Si no te presentas en el lugar que he especificado, tu dulce angelito será el próximo niño en desaparecer para siempre.

No pruebes mi paciencia.

Me imagino que si vieras la escena sangrienta, estarías totalmente devastada.

En verdad, disfrutaría ver eso desarrollarse…

Las manos de Ella temblaban ligeramente, como si una fuerza invisible estuviera exprimiendo el aire de sus pulmones, dificultándole respirar.

¿Realmente esa persona podría hacerle daño a Elias?

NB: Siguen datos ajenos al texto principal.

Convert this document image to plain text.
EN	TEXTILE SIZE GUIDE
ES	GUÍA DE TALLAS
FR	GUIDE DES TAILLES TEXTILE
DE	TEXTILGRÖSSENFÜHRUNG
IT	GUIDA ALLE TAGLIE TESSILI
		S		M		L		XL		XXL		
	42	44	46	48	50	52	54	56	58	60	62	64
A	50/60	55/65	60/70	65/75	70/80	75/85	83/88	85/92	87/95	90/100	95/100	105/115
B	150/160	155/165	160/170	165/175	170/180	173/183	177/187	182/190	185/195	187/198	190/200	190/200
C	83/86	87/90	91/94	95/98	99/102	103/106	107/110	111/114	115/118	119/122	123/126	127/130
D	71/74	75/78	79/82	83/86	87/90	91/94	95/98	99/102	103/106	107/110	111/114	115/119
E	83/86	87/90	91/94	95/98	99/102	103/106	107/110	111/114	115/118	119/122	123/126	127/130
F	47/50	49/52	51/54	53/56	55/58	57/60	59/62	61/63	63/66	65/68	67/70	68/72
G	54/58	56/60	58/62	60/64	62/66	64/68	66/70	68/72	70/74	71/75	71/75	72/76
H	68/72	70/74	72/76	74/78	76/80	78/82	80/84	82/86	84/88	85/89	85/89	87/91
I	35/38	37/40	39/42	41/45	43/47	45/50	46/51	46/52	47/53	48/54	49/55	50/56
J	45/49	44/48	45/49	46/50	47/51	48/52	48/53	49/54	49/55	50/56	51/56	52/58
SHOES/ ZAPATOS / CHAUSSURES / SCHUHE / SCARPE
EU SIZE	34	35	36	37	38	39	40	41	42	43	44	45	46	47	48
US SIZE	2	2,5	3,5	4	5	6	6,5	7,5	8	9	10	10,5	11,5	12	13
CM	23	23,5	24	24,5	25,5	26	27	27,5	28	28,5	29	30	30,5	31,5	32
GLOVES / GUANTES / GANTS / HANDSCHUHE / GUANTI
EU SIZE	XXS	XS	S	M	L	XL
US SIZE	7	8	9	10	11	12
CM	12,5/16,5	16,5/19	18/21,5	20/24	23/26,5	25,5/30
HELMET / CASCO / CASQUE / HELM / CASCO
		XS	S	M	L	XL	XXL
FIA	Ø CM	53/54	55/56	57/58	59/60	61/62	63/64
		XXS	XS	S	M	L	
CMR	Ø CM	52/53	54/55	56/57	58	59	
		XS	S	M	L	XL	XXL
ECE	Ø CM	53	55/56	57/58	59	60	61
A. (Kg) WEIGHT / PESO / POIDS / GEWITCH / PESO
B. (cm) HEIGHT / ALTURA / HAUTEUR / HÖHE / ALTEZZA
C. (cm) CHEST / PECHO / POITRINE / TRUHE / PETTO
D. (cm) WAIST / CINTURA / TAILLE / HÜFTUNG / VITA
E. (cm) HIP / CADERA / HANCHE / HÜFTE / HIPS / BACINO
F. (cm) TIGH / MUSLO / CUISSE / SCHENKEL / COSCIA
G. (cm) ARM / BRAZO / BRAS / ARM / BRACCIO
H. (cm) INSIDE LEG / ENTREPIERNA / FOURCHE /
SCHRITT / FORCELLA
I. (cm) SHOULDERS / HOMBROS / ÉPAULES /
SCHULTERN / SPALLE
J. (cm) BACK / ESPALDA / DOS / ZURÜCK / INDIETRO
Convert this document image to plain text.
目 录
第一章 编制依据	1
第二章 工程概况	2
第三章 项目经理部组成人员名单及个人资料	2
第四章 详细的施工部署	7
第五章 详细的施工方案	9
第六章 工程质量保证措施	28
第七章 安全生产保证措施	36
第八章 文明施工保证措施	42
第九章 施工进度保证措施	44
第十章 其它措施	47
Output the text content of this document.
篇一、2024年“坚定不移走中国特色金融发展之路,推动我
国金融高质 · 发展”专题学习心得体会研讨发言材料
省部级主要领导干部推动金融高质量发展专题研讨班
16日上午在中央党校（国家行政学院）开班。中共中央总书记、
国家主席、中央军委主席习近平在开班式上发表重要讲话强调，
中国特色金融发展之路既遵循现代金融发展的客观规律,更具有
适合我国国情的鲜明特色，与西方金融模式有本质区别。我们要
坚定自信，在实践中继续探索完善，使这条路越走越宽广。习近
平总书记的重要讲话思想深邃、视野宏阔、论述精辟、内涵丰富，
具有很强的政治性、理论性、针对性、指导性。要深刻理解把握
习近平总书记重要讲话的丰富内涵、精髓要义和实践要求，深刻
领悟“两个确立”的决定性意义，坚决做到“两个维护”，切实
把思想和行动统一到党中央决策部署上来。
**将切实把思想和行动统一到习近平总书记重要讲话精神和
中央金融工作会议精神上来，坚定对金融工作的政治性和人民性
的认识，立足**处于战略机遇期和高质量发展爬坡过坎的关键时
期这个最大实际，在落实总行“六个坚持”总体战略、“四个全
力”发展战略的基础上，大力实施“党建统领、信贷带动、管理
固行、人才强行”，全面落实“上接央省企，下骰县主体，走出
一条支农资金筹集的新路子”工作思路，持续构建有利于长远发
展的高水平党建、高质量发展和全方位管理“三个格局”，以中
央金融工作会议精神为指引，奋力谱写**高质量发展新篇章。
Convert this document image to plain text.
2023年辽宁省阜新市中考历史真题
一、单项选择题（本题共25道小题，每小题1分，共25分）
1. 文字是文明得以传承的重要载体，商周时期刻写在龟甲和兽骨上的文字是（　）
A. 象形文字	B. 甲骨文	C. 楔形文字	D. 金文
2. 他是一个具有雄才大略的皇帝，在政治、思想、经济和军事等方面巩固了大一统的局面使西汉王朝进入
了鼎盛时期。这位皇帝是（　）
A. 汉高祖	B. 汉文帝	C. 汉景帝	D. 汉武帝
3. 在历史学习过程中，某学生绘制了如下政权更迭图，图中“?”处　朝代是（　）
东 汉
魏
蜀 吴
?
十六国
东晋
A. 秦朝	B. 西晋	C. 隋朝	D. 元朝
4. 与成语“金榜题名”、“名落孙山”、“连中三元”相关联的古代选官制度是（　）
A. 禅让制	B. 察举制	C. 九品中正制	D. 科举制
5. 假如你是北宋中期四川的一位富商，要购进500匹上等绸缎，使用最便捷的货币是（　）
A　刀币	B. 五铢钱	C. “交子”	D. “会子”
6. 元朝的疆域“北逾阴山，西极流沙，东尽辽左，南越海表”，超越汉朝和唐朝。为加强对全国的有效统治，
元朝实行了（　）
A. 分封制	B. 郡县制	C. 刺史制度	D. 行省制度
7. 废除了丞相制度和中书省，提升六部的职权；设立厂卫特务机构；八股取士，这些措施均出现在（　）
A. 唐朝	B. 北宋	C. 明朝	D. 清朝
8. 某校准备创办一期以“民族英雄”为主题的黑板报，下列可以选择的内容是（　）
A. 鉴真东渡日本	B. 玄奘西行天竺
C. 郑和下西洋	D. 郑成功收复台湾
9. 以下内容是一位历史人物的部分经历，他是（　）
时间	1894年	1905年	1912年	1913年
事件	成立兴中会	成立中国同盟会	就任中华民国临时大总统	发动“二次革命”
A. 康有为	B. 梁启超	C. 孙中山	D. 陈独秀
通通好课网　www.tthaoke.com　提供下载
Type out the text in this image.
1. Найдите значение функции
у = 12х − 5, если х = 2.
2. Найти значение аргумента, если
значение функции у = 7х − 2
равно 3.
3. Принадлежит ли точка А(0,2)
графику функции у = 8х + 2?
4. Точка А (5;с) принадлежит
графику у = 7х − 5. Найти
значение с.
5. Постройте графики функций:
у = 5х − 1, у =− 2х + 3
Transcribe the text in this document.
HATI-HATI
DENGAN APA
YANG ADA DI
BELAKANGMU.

Ella no podía arriesgarse a apostar por eso.

Los secuestradores siempre han sido despiadados; nadie esperaría amabilidad de tales personas.

Ella no estaba dispuesta a arriesgar la vida de su hijo en una apuesta contra este hombre misterioso.

Pero si ella iba, ¿y si caía directamente en su trampa?

Sin embargo, el hecho de que él le hubiera enviado un mensaje indicaba que conocía el paradero de Elias.

Ninguna pista podía ser ignorada.

Era 21 de octubre.

Le quedaba solo un día para decidir.

Durante el almuerzo, Ella escuchó de la conversación que Eric y su equipo se habían quedado sin pistas.

Mason seguía trabajando su horario habitual en País W, sin mostrar signos de comportamiento anormal.

Los otros dos sospechosos bajo investigación también resultaron en nada.

No quedaba ni una sola pista utilizable.

El corazón de Ella se hundió.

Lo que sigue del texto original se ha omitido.